Souffrir de l'altérité comporte aussi le risque d'approfondir la violence car elle accroît la vulnérabilité de l'autre, telle que la définit objectivement Iris Young, en 2001, philosophe et politologue américaine, lorsqu'elle publie La communication et l'autre : au-delà de la démocratie délibérative. Une certaine mesure est nécessaire comme la recherche d'un équilibre, mais dans ce différend, peut-être, nous perdons un grand désavantage, parce que nous ne savons pas comment créer une communication dans les sphères publiques qui envisage en fait des transformations de l'espace de la polis avec effet dans les instances de décision et de mobilisation de l'opinion publique virtualisée.
Iris Young, dans un ouvrage publié à titre posthume, a également apporté une contribution importante à la théorie de la justice sociale basée sur le concept de responsabilité. Notre étape évolutive n'apporte pas, au champ social de communication vécu dans les sphères publiques numériques, la responsabilité qui appartient à ceux qui promeuvent la violence.

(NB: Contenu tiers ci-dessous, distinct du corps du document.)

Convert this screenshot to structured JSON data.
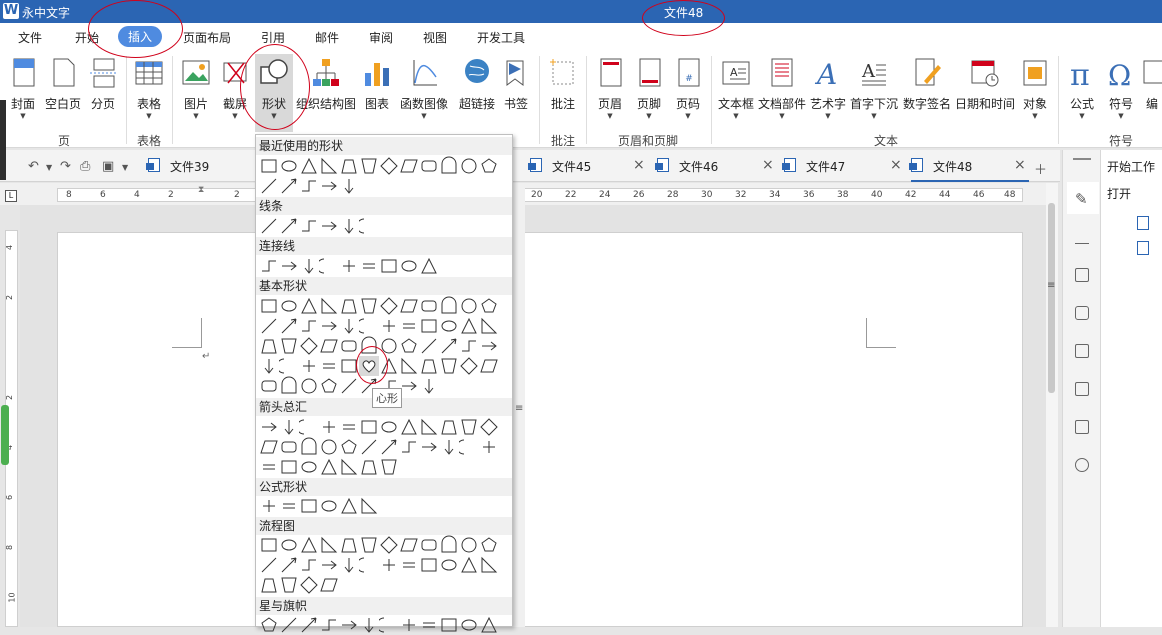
{
  "title_bar": {
    "app_name": "永中文字",
    "document_title": "文件48"
  },
  "menu": [
    "文件",
    "开始",
    "插入",
    "页面布局",
    "引用",
    "邮件",
    "审阅",
    "视图",
    "开发工具"
  ],
  "ribbon": {
    "buttons": [
      {
        "label": "封面",
        "icon": "cover-page-icon",
        "caret": true
      },
      {
        "label": "空白页",
        "icon": "blank-page-icon",
        "caret": false
      },
      {
        "label": "分页",
        "icon": "page-break-icon",
        "caret": false
      },
      {
        "label": "表格",
        "icon": "table-icon",
        "caret": true
      },
      {
        "label": "图片",
        "icon": "picture-icon",
        "caret": true
      },
      {
        "label": "截屏",
        "icon": "screenshot-icon",
        "caret": true
      },
      {
        "label": "形状",
        "icon": "shapes-icon",
        "caret": true
      },
      {
        "label": "组织结构图",
        "icon": "org-chart-icon",
        "caret": false
      },
      {
        "label": "图表",
        "icon": "chart-icon",
        "caret": false
      },
      {
        "label": "函数图像",
        "icon": "function-graph-icon",
        "caret": true
      },
      {
        "label": "超链接",
        "icon": "hyperlink-icon",
        "caret": false
      },
      {
        "label": "书签",
        "icon": "bookmark-icon",
        "caret": false
      },
      {
        "label": "批注",
        "icon": "comment-icon",
        "caret": false
      },
      {
        "label": "页眉",
        "icon": "header-icon",
        "caret": true
      },
      {
        "label": "页脚",
        "icon": "footer-icon",
        "caret": true
      },
      {
        "label": "页码",
        "icon": "page-number-icon",
        "caret": true
      },
      {
        "label": "文本框",
        "icon": "textbox-icon",
        "caret": true
      },
      {
        "label": "文档部件",
        "icon": "doc-parts-icon",
        "caret": true
      },
      {
        "label": "艺术字",
        "icon": "wordart-icon",
        "caret": true
      },
      {
        "label": "首字下沉",
        "icon": "drop-cap-icon",
        "caret": true
      },
      {
        "label": "数字签名",
        "icon": "signature-icon",
        "caret": false
      },
      {
        "label": "日期和时间",
        "icon": "date-time-icon",
        "caret": false
      },
      {
        "label": "对象",
        "icon": "object-icon",
        "caret": true
      },
      {
        "label": "公式",
        "icon": "pi-icon",
        "caret": true
      },
      {
        "label": "符号",
        "icon": "omega-icon",
        "caret": true
      },
      {
        "label": "编",
        "icon": "numbering-icon",
        "caret": false
      }
    ],
    "groups": [
      "页",
      "表格",
      "批注",
      "页眉和页脚",
      "文本",
      "符号"
    ]
  },
  "tabs": [
    "文件39",
    "文件45",
    "文件46",
    "文件47",
    "文件48"
  ],
  "active_tab": "文件48",
  "ruler_h": [
    "8",
    "6",
    "4",
    "2",
    "2",
    "20",
    "22",
    "24",
    "26",
    "28",
    "30",
    "32",
    "34",
    "36",
    "38",
    "40",
    "42",
    "44",
    "46",
    "48"
  ],
  "ruler_v": [
    "4",
    "2",
    "2",
    "4",
    "6",
    "8",
    "10"
  ],
  "shapes_panel": {
    "categories": [
      "最近使用的形状",
      "线条",
      "连接线",
      "基本形状",
      "箭头总汇",
      "公式形状",
      "流程图",
      "星与旗帜"
    ],
    "tooltip": "心形"
  },
  "task_pane": {
    "title": "开始工作",
    "open": "打开"
  },
  "colors": {
    "title_bar": "#2b65b3",
    "accent": "#4f8be0",
    "annotation": "#d0021b"
  }
}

Les luttes légitimes sont nombreuses autour d'elles, leur visibilité est sans doute nécessaire, mais elles ne peuvent occulter l'essentiel : il faut pointer du doigt le problème le plus profond même que les injustices sociales, toutes comme le racisme structurel, ou le féminicide, le génocide des minorités ou l'anéantissement des sujets dont les corps sont jugés avec incrédulité comme des corps sans dignité sont des luttes nécessaires et urgentes.
Il faut voir dans toutes les formes de violence le caractère inhumain et inacceptable de l'espèce elle-même. On ne comprend pas le psychisme d'un sujet qui, dans sa condition de policier fédéral de la route, juge circonstanciel et justifiable le traitement d'une violence visant à asphyxier un autre (sujet de la même espèce) auquel il se soumet dans un stade d'outemization et qui encourage la pratique de l'extermination humaine, comme cela s'est produit récemment à Sergipe, en prenant la vie d'une autre personne en limitant délibérément l'oxygène, dans un acte de torture qui ne peut même pas être imaginé contre une vie animale, encore moins contre un être humain .

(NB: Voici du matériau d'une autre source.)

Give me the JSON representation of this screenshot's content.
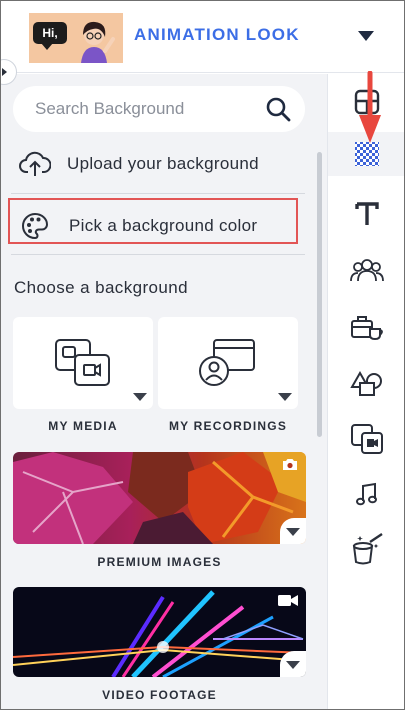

Incroyable sauvagerie brutale, en particulier de la part des Federal Highway Patrols. Qui est cet être qui se juge supérieur par son uniforme pour agir sur un autre qu'il considère inférieur au point de se suicider à coup de gaz lacrymogène et de gaz poivré, le forçant à essayer de respirer dans un lieu clos, soumettant la personne à une torture de chercher la vie au milieu d'un manque d'oxygène tandis que le policier appuie sur le couvercle du coffre de la voiture devant l'agonie de l'autre dans une recherche désespérée d'air, dans son empressement à survivre à la torture de l'asphyxie, en agitant les jambes du porte-sacs ?
Inhumanité
C'est l'inhumanité du traitement policier qui doit faire l'objet d'un débat. Nous ne savons tout simplement pas comment utiliser les sphères publiques pour soulever la véritable cause du problème. Ce sont des luttes différentes : celle de la prise de conscience autour de toutes ces injustices, comme la lutte antiraciste profondément nécessaire, et celle des préjugés contre la condition sociale associée à une présomption de hiérarchie des forces, mue par une absence totale de préparation au sein des instances publiques. des institutions de sécurité et une formation inhumaine avec de fausses notions d'autorité.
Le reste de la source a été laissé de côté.